Nie mówiąc o tym, że nie jestem w stanie biec na 4,21 / km, ba ledwo daję radę na 5,20 / km. I zastanawiam się co ze mną jest nie tak. Nie dam rady biegać w tempie 4,20 tak jak wcześniej.

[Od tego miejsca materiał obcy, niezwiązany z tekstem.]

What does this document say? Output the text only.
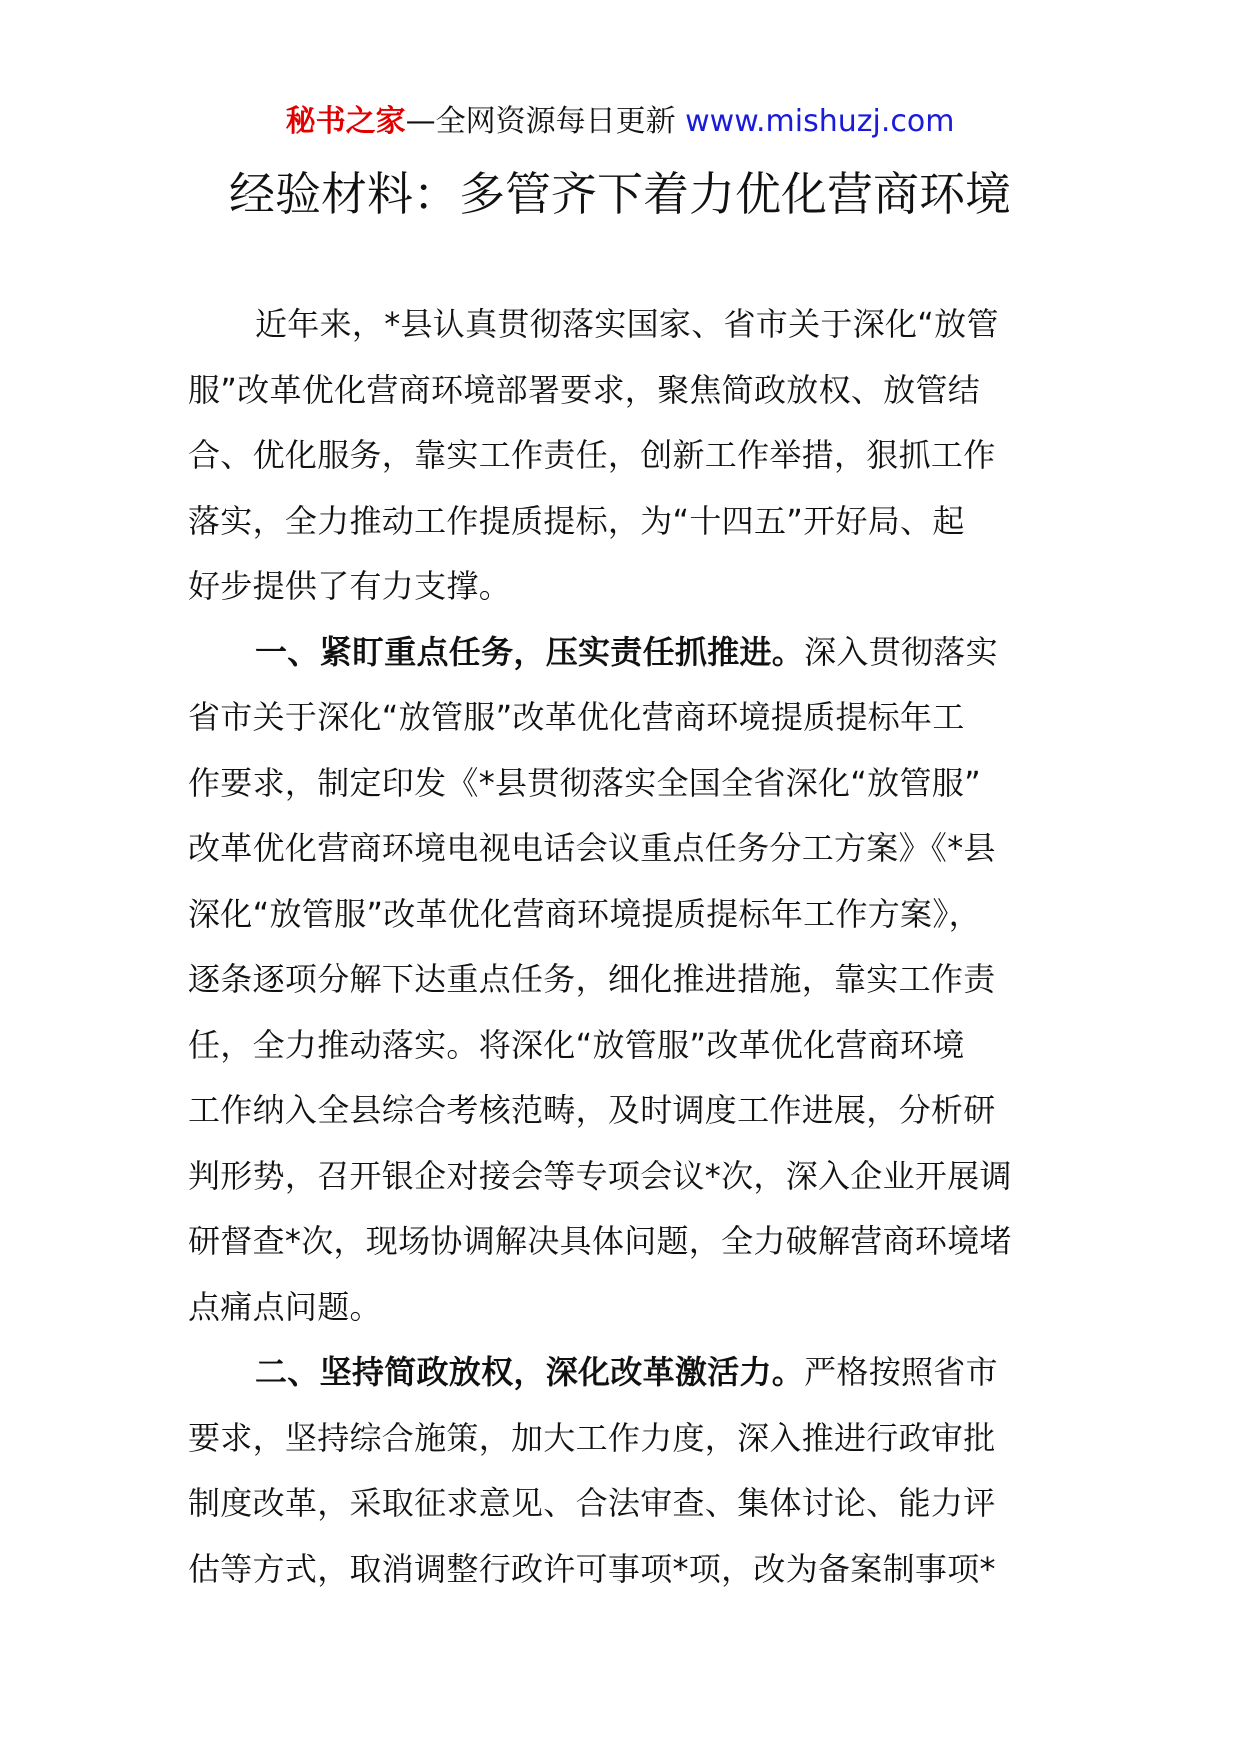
秘书之家—全网资源每日更新 www.mishuzj.com
经验材料：多管齐下着力优化营商环境
近年来，*县认真贯彻落实国家、省市关于深化“放管
服”改革优化营商环境部署要求，聚焦简政放权、放管结
合、优化服务，靠实工作责任，创新工作举措，狠抓工作
落实，全力推动工作提质提标，为“十四五”开好局、起
好步提供了有力支撑。
一、紧盯重点任务，压实责任抓推进。深入贯彻落实
省市关于深化“放管服”改革优化营商环境提质提标年工
作要求，制定印发《*县贯彻落实全国全省深化“放管服”
改革优化营商环境电视电话会议重点任务分工方案》《*县
深化“放管服”改革优化营商环境提质提标年工作方案》，
逐条逐项分解下达重点任务，细化推进措施，靠实工作责
任，全力推动落实。将深化“放管服”改革优化营商环境
工作纳入全县综合考核范畴，及时调度工作进展，分析研
判形势，召开银企对接会等专项会议*次，深入企业开展调
研督查*次，现场协调解决具体问题，全力破解营商环境堵
点痛点问题。
二、坚持简政放权，深化改革激活力。严格按照省市
要求，坚持综合施策，加大工作力度，深入推进行政审批
制度改革，采取征求意见、合法审查、集体讨论、能力评
估等方式，取消调整行政许可事项*项，改为备案制事项*
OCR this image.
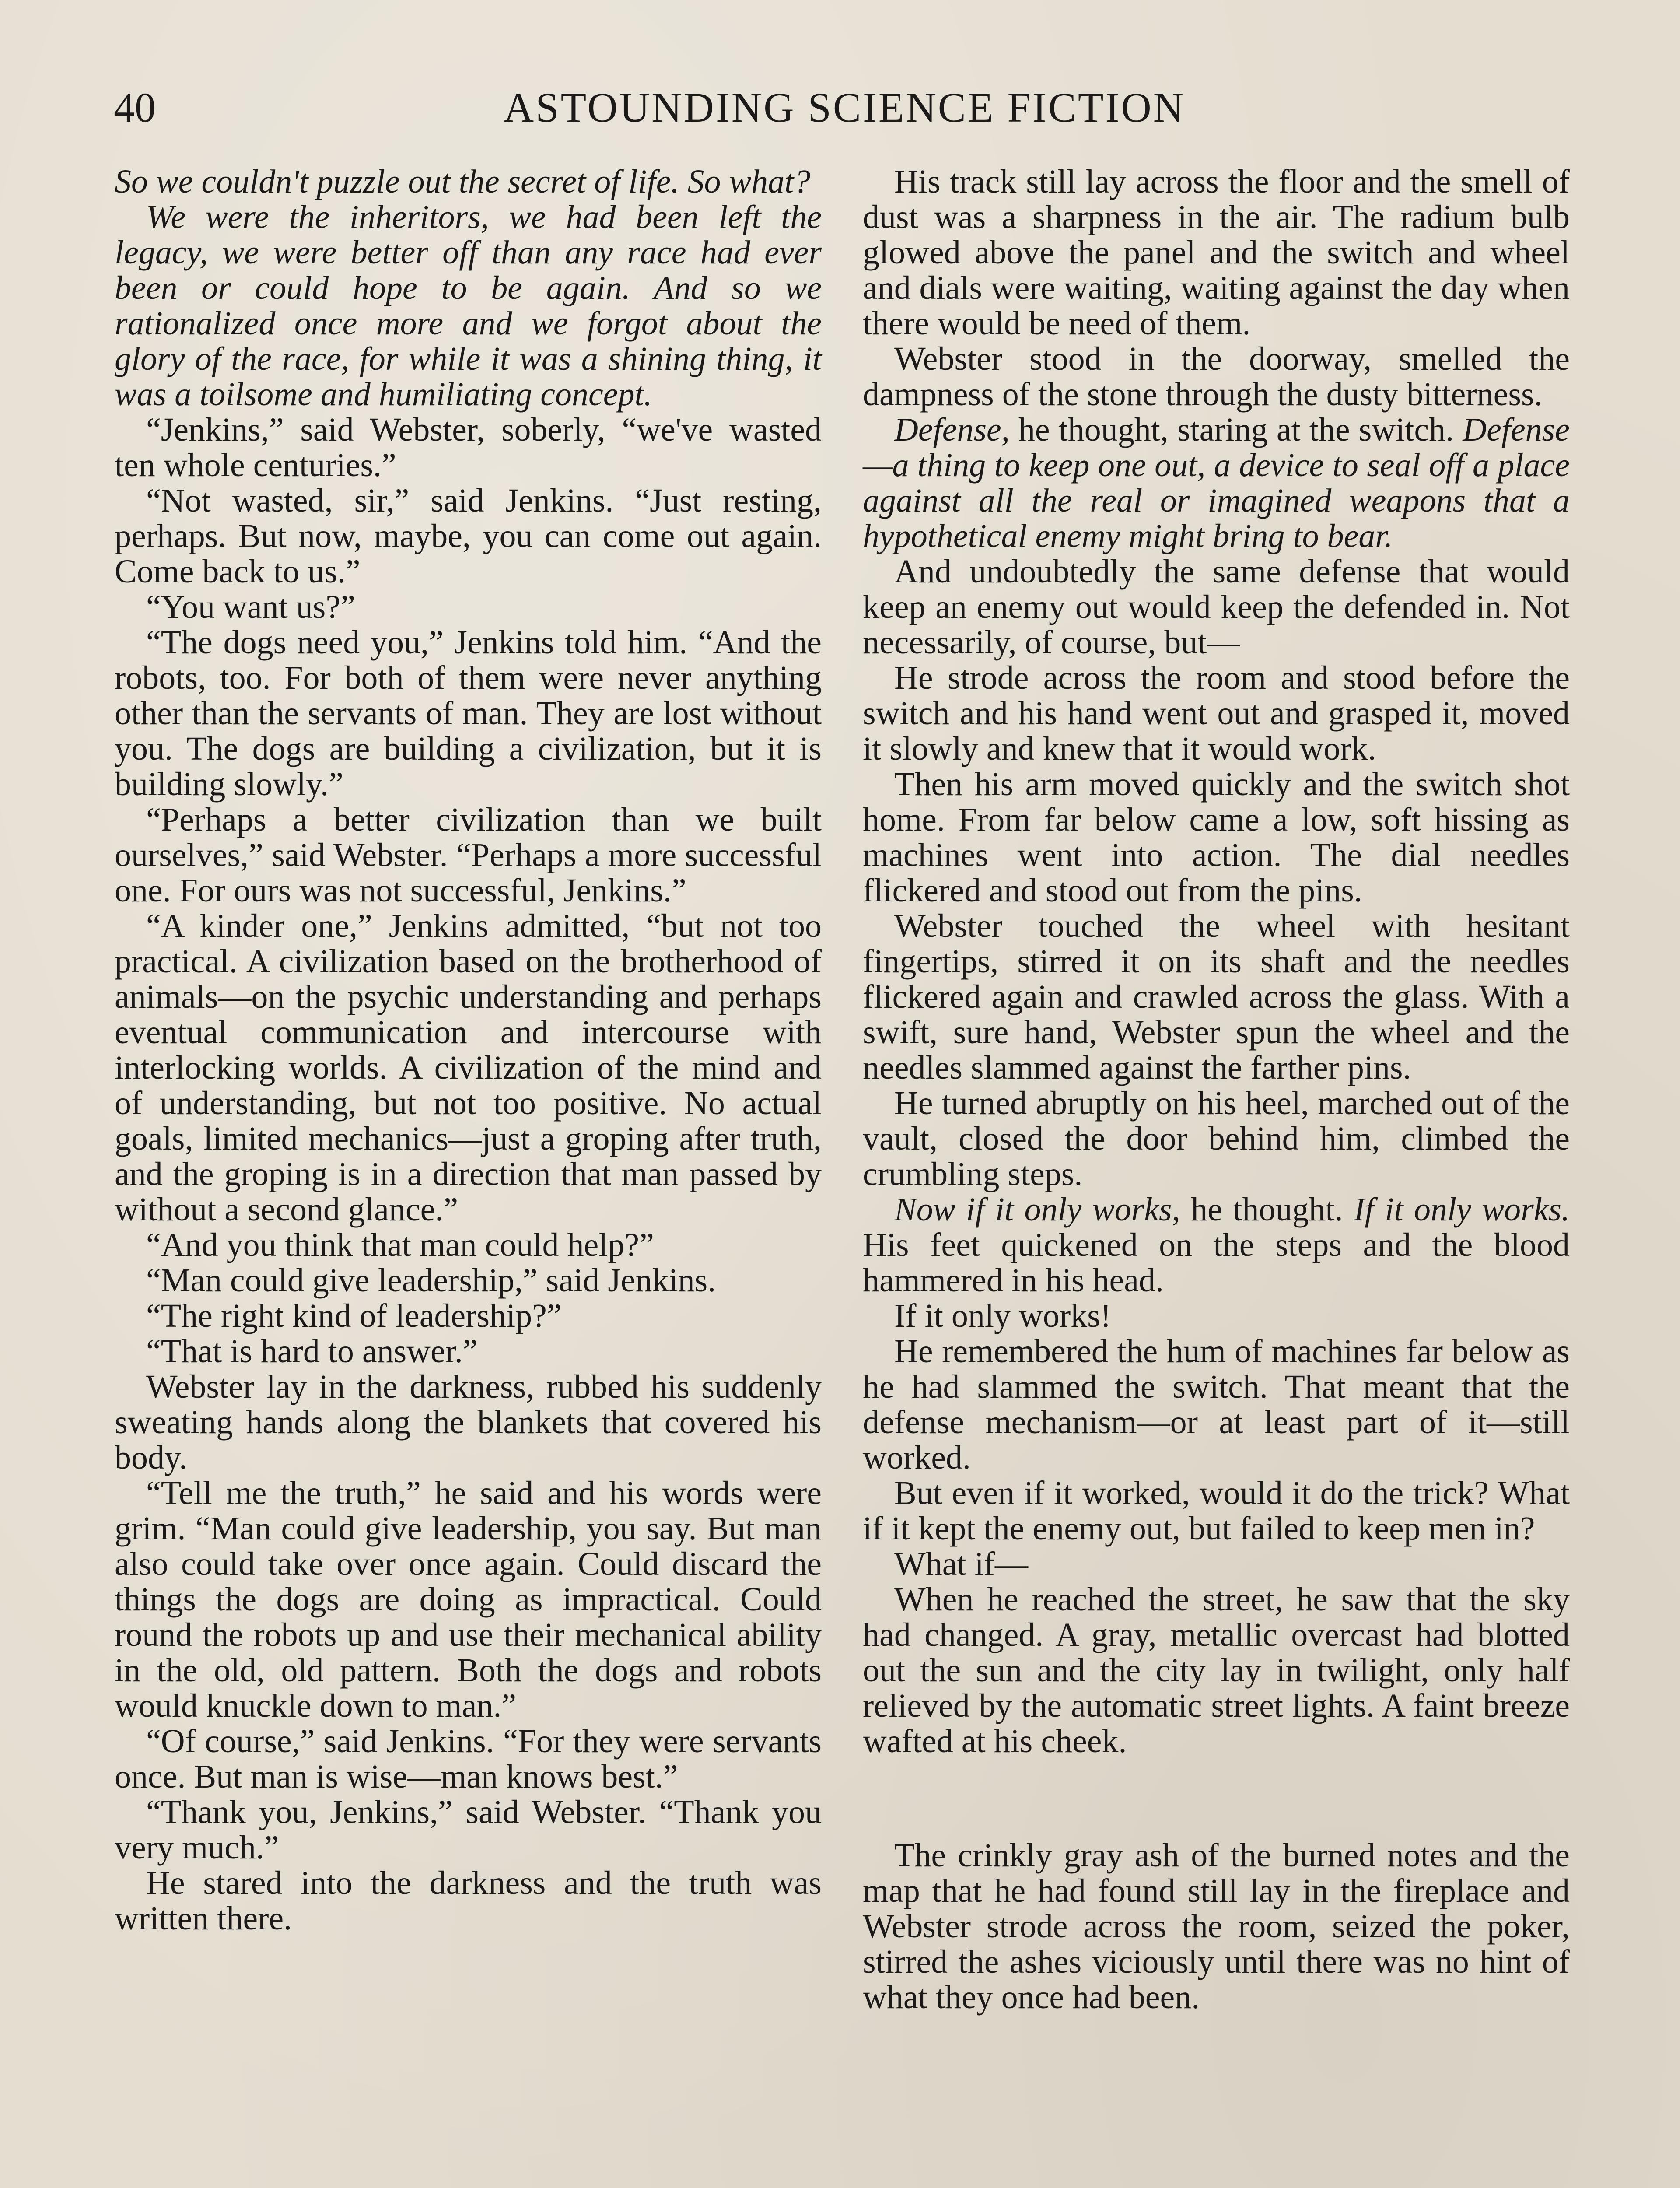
40	ASTOUNDING SCIENCE FICTION

So we couldn't puzzle out the secret of life. So what?

We were the inheritors, we had been left the legacy, we were better off than any race had ever been or could hope to be again. And so we rationalized once more and we forgot about the glory of the race, for while it was a shining thing, it was a toilsome and humiliating concept.

“Jenkins,” said Webster, soberly, “we've wasted ten whole centuries.”

“Not wasted, sir,” said Jenkins. “Just resting, perhaps. But now, maybe, you can come out again. Come back to us.”

“You want us?”

“The dogs need you,” Jenkins told him. “And the robots, too. For both of them were never anything other than the servants of man. They are lost without you. The dogs are building a civilization, but it is building slowly.”

“Perhaps a better civilization than we built ourselves,” said Webster. “Perhaps a more successful one. For ours was not successful, Jenkins.”

“A kinder one,” Jenkins admitted, “but not too practical. A civilization based on the brotherhood of animals—on the psychic understanding and perhaps eventual communication and intercourse with interlocking worlds. A civilization of the mind and of understanding, but not too positive. No actual goals, limited mechanics—just a groping after truth, and the groping is in a direction that man passed by without a second glance.”

“And you think that man could help?”

“Man could give leadership,” said Jenkins.

“The right kind of leadership?”

“That is hard to answer.”

Webster lay in the darkness, rubbed his suddenly sweating hands along the blankets that covered his body.

“Tell me the truth,” he said and his words were grim. “Man could give leadership, you say. But man also could take over once again. Could discard the things the dogs are doing as impractical. Could round the robots up and use their mechanical ability in the old, old pattern. Both the dogs and robots would knuckle down to man.”

“Of course,” said Jenkins. “For they were servants once. But man is wise—man knows best.”

“Thank you, Jenkins,” said Webster. “Thank you very much.”

He stared into the darkness and the truth was written there.

His track still lay across the floor and the smell of dust was a sharpness in the air. The radium bulb glowed above the panel and the switch and wheel and dials were waiting, waiting against the day when there would be need of them.

Webster stood in the doorway, smelled the dampness of the stone through the dusty bitterness.

Defense, he thought, staring at the switch. Defense—a thing to keep one out, a device to seal off a place against all the real or imagined weapons that a hypothetical enemy might bring to bear.

And undoubtedly the same defense that would keep an enemy out would keep the defended in. Not necessarily, of course, but—

He strode across the room and stood before the switch and his hand went out and grasped it, moved it slowly and knew that it would work.

Then his arm moved quickly and the switch shot home. From far below came a low, soft hissing as machines went into action. The dial needles flickered and stood out from the pins.

Webster touched the wheel with hesitant fingertips, stirred it on its shaft and the needles flickered again and crawled across the glass. With a swift, sure hand, Webster spun the wheel and the needles slammed against the farther pins.

He turned abruptly on his heel, marched out of the vault, closed the door behind him, climbed the crumbling steps.

Now if it only works, he thought. If it only works. His feet quickened on the steps and the blood hammered in his head.

If it only works!

He remembered the hum of machines far below as he had slammed the switch. That meant that the defense mechanism—or at least part of it—still worked.

But even if it worked, would it do the trick? What if it kept the enemy out, but failed to keep men in?

What if—

When he reached the street, he saw that the sky had changed. A gray, metallic overcast had blotted out the sun and the city lay in twilight, only half relieved by the automatic street lights. A faint breeze wafted at his cheek.

The crinkly gray ash of the burned notes and the map that he had found still lay in the fireplace and Webster strode across the room, seized the poker, stirred the ashes viciously until there was no hint of what they once had been.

Teraz jak zacząłem wygląda to tak:
2,01 km - 4.09 - 5,14/km
3,00 km - 7.09 - 5,14/km
5,09 km - 12.09 - 5,59/km
5,05 km - 15.09 - 6,18/km
5,10 km - 17.09 - 5,34/km
Wiek: 22, Waga: 69 kg, Wzrost: 178 cm
Po prostu nie mam zielonego pojęcia dlaczego tak spadł mi czas na kilometr o.O Jestem przerażony. Biegam po twardej nawierzchni, rok temu tez biegałem po twardej. Te same obuwie itd.
Macie jakieś pomysły, co z tym zrobić, żeby poprawić ten czas na 10 km ? Ba, nawet na 5 km, bo jak będę biegł powyżej 50 minut 10 km, to wstyd gdziekolwiek startować..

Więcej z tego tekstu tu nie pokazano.